Expanding the Pool of Teachers Policy
The state should help to make licenses fully portable among states, with appropriate safeguards.
Montana does not support licensure reciprocity for certified teachers from other states.
Regrettably, Montana has not yet implemented mandatory subject-matter testing for any teachers as part of its certification policy.
Teachers with valid out-of-state professional certificates may be eligible for a comparable Montana certificate. Applicants must meet "minimal education licensure requirements," which include a bachelor's degree from a regionally accredited institution of higher learning, six semester credits in any coursework under a department of education from an accredited education preparation program and verification of student teaching or one year of teaching experience.
In addition, transcripts are required for all out-of-state applicants. However, it is not clear whether the state analyzes these transcripts to determine whether a teacher was prepared through a traditional or alternate route or whether additional coursework will be required.
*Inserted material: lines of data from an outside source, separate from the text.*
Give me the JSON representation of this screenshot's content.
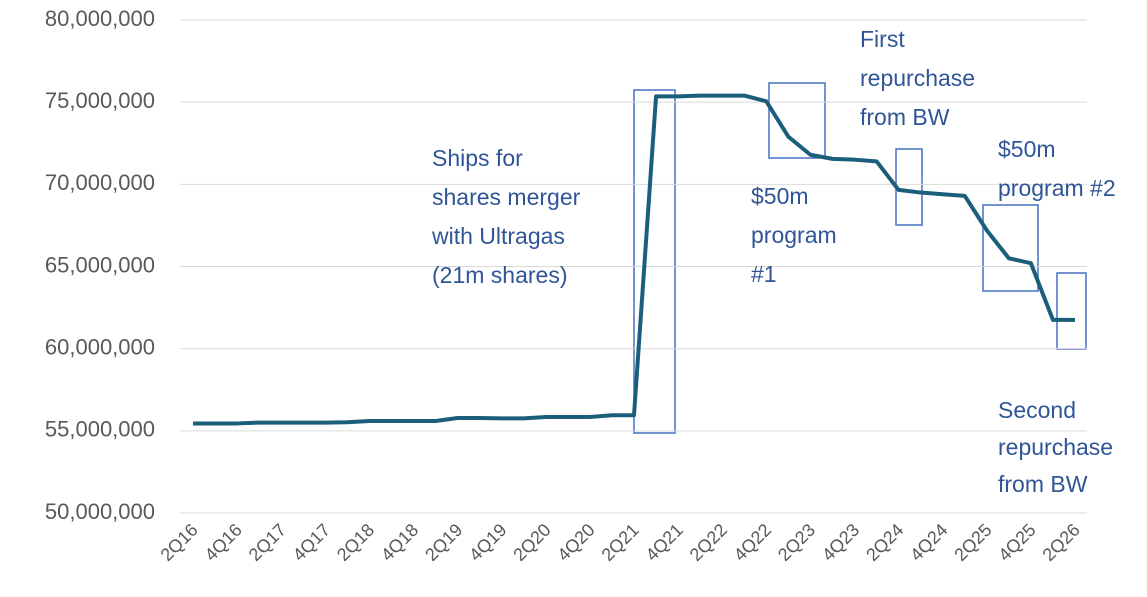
{
  "chart_data": {
    "type": "line",
    "categories": [
      "2Q16",
      null,
      "4Q16",
      null,
      "2Q17",
      null,
      "4Q17",
      null,
      "2Q18",
      null,
      "4Q18",
      null,
      "2Q19",
      null,
      "4Q19",
      null,
      "2Q20",
      null,
      "4Q20",
      null,
      "2Q21",
      null,
      "4Q21",
      null,
      "2Q22",
      null,
      "4Q22",
      null,
      "2Q23",
      null,
      "4Q23",
      null,
      "2Q24",
      null,
      "4Q24",
      null,
      "2Q25",
      null,
      "4Q25",
      null,
      "2Q26"
    ],
    "series": [
      {
        "color": "#1b5e7b",
        "values": [
          55450000,
          55450000,
          55450000,
          55500000,
          55500000,
          55500000,
          55500000,
          55520000,
          55600000,
          55600000,
          55600000,
          55600000,
          55780000,
          55780000,
          55760000,
          55760000,
          55840000,
          55840000,
          55840000,
          55950000,
          55950000,
          75350000,
          75350000,
          75400000,
          75400000,
          75400000,
          75050000,
          72900000,
          71800000,
          71550000,
          71500000,
          71400000,
          69660000,
          69500000,
          69400000,
          69300000,
          67200000,
          65500000,
          65200000,
          61750000,
          61750000
        ]
      }
    ],
    "ylim": [
      50000000,
      80000000
    ],
    "yticks": [
      {
        "value": 50000000,
        "label": "50,000,000"
      },
      {
        "value": 55000000,
        "label": "55,000,000"
      },
      {
        "value": 60000000,
        "label": "60,000,000"
      },
      {
        "value": 65000000,
        "label": "65,000,000"
      },
      {
        "value": 70000000,
        "label": "70,000,000"
      },
      {
        "value": 75000000,
        "label": "75,000,000"
      },
      {
        "value": 80000000,
        "label": "80,000,000"
      }
    ],
    "grid": true,
    "annotations": [
      [
        "Ships for",
        "shares merger",
        "with Ultragas",
        "(21m shares)"
      ],
      [
        "$50m",
        "program",
        "#1"
      ],
      [
        "First",
        "repurchase",
        "from BW"
      ],
      [
        "$50m",
        "program #2"
      ],
      [
        "Second",
        "repurchase",
        "from BW"
      ]
    ]
  }
}
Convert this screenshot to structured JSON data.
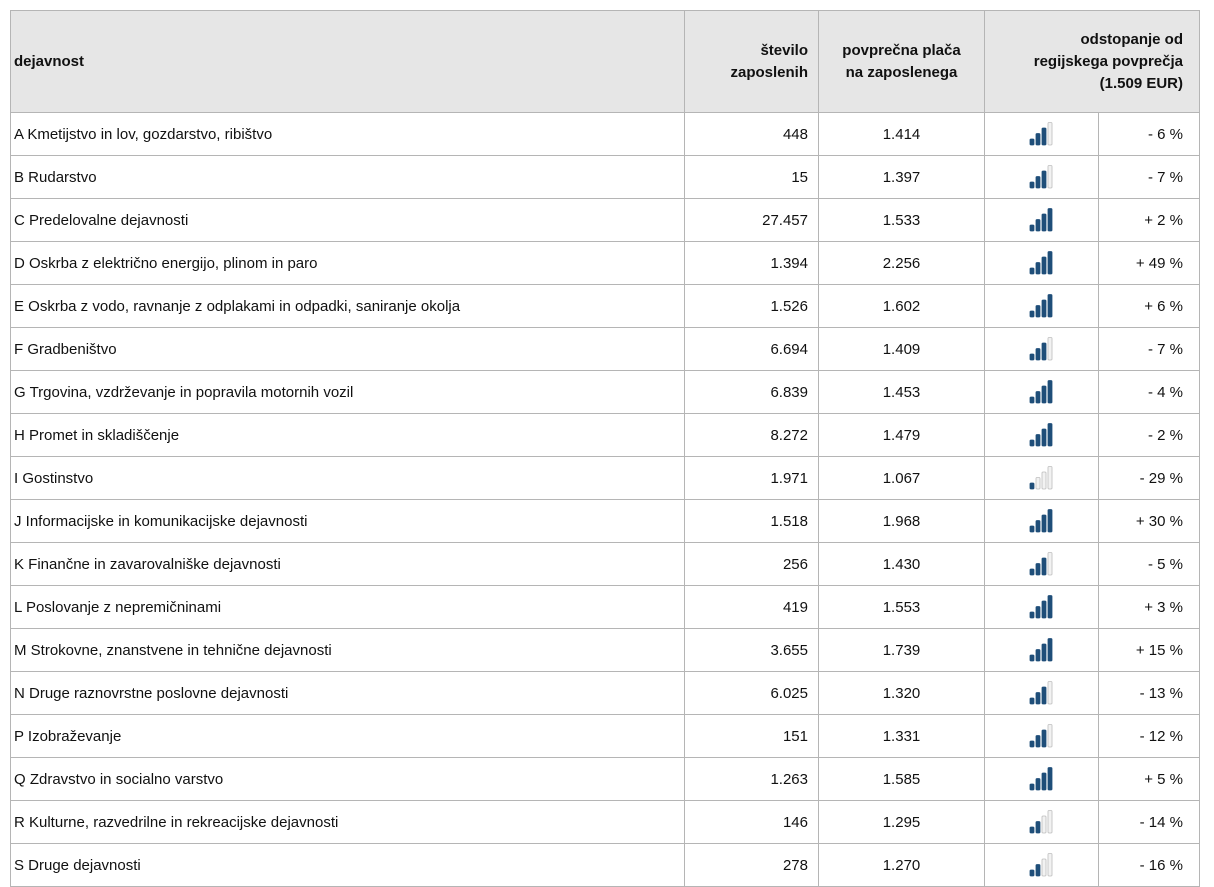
{
  "table": {
    "header": {
      "name": "dejavnost",
      "employees": [
        "število",
        "zaposlenih"
      ],
      "salary": [
        "povprečna plača",
        "na zaposlenega"
      ],
      "deviation": [
        "odstopanje od",
        "regijskega povprečja",
        "(1.509 EUR)"
      ]
    },
    "rows": [
      {
        "name": "A Kmetijstvo in lov, gozdarstvo, ribištvo",
        "employees": "448",
        "salary": "1.414",
        "bars": 3,
        "deviation": "- 6 %"
      },
      {
        "name": "B Rudarstvo",
        "employees": "15",
        "salary": "1.397",
        "bars": 3,
        "deviation": "- 7 %"
      },
      {
        "name": "C Predelovalne dejavnosti",
        "employees": "27.457",
        "salary": "1.533",
        "bars": 4,
        "deviation": "+ 2 %"
      },
      {
        "name": "D Oskrba z električno energijo, plinom in paro",
        "employees": "1.394",
        "salary": "2.256",
        "bars": 4,
        "deviation": "+ 49 %"
      },
      {
        "name": "E Oskrba z vodo, ravnanje z odplakami in odpadki, saniranje okolja",
        "employees": "1.526",
        "salary": "1.602",
        "bars": 4,
        "deviation": "+ 6 %"
      },
      {
        "name": "F Gradbeništvo",
        "employees": "6.694",
        "salary": "1.409",
        "bars": 3,
        "deviation": "- 7 %"
      },
      {
        "name": "G Trgovina, vzdrževanje in popravila motornih vozil",
        "employees": "6.839",
        "salary": "1.453",
        "bars": 4,
        "deviation": "- 4 %"
      },
      {
        "name": "H Promet in skladiščenje",
        "employees": "8.272",
        "salary": "1.479",
        "bars": 4,
        "deviation": "- 2 %"
      },
      {
        "name": "I Gostinstvo",
        "employees": "1.971",
        "salary": "1.067",
        "bars": 1,
        "deviation": "- 29 %"
      },
      {
        "name": "J Informacijske in komunikacijske dejavnosti",
        "employees": "1.518",
        "salary": "1.968",
        "bars": 4,
        "deviation": "+ 30 %"
      },
      {
        "name": "K Finančne in zavarovalniške dejavnosti",
        "employees": "256",
        "salary": "1.430",
        "bars": 3,
        "deviation": "- 5 %"
      },
      {
        "name": "L Poslovanje z nepremičninami",
        "employees": "419",
        "salary": "1.553",
        "bars": 4,
        "deviation": "+ 3 %"
      },
      {
        "name": "M Strokovne, znanstvene in tehnične dejavnosti",
        "employees": "3.655",
        "salary": "1.739",
        "bars": 4,
        "deviation": "+ 15 %"
      },
      {
        "name": "N Druge raznovrstne poslovne dejavnosti",
        "employees": "6.025",
        "salary": "1.320",
        "bars": 3,
        "deviation": "- 13 %"
      },
      {
        "name": "P Izobraževanje",
        "employees": "151",
        "salary": "1.331",
        "bars": 3,
        "deviation": "- 12 %"
      },
      {
        "name": "Q Zdravstvo in socialno varstvo",
        "employees": "1.263",
        "salary": "1.585",
        "bars": 4,
        "deviation": "+ 5 %"
      },
      {
        "name": "R Kulturne, razvedrilne in rekreacijske dejavnosti",
        "employees": "146",
        "salary": "1.295",
        "bars": 2,
        "deviation": "- 14 %"
      },
      {
        "name": "S Druge dejavnosti",
        "employees": "278",
        "salary": "1.270",
        "bars": 2,
        "deviation": "- 16 %"
      }
    ]
  }
}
Montana is also a participant in the NASDTEC Interstate Agreement; however, the latest iteration of this agreement no longer purports to be a reciprocity agreement among states and thus is no longer included in this analysis.
Administrative Rules of Montana 10.57.201
Adopt testing requirements and then require that teachers coming from other states meet those requirements.
Montana should adopt testing requirements that require all teachers, without exception, to pass licensing tests within one year of hire. The negative impact on student learning stemming from a teacher's inadequate subject-matter knowledge is not mitigated by the teacher's having attained certification.
Offer a standard license to certified out-of-state teachers, absent unnecessary requirements.
Montana should consider discontinuing its requirement for the submission of transcripts. Transcript analysis is likely to result in additional coursework requirements, even for traditionally prepared teachers; alternate route teachers, on the other hand, may have to virtually begin anew, repeating some, most or all of a teacher preparation program in Montana.
Accord the same license to out-of-state alternate route teachers as would be accorded to traditionally prepared teachers.
Regardless of whether a teacher was prepared through a traditional or alternate route, all certified out-of-state teachers should receive equal treatment. State policies that discriminate against teachers who were prepared in an alternate route are not supported by evidence. In fact, a substantial body of research has failed to discern differences in effectiveness between alternate and traditional route teachers.
Montana declined to respond to NCTQ's analyses.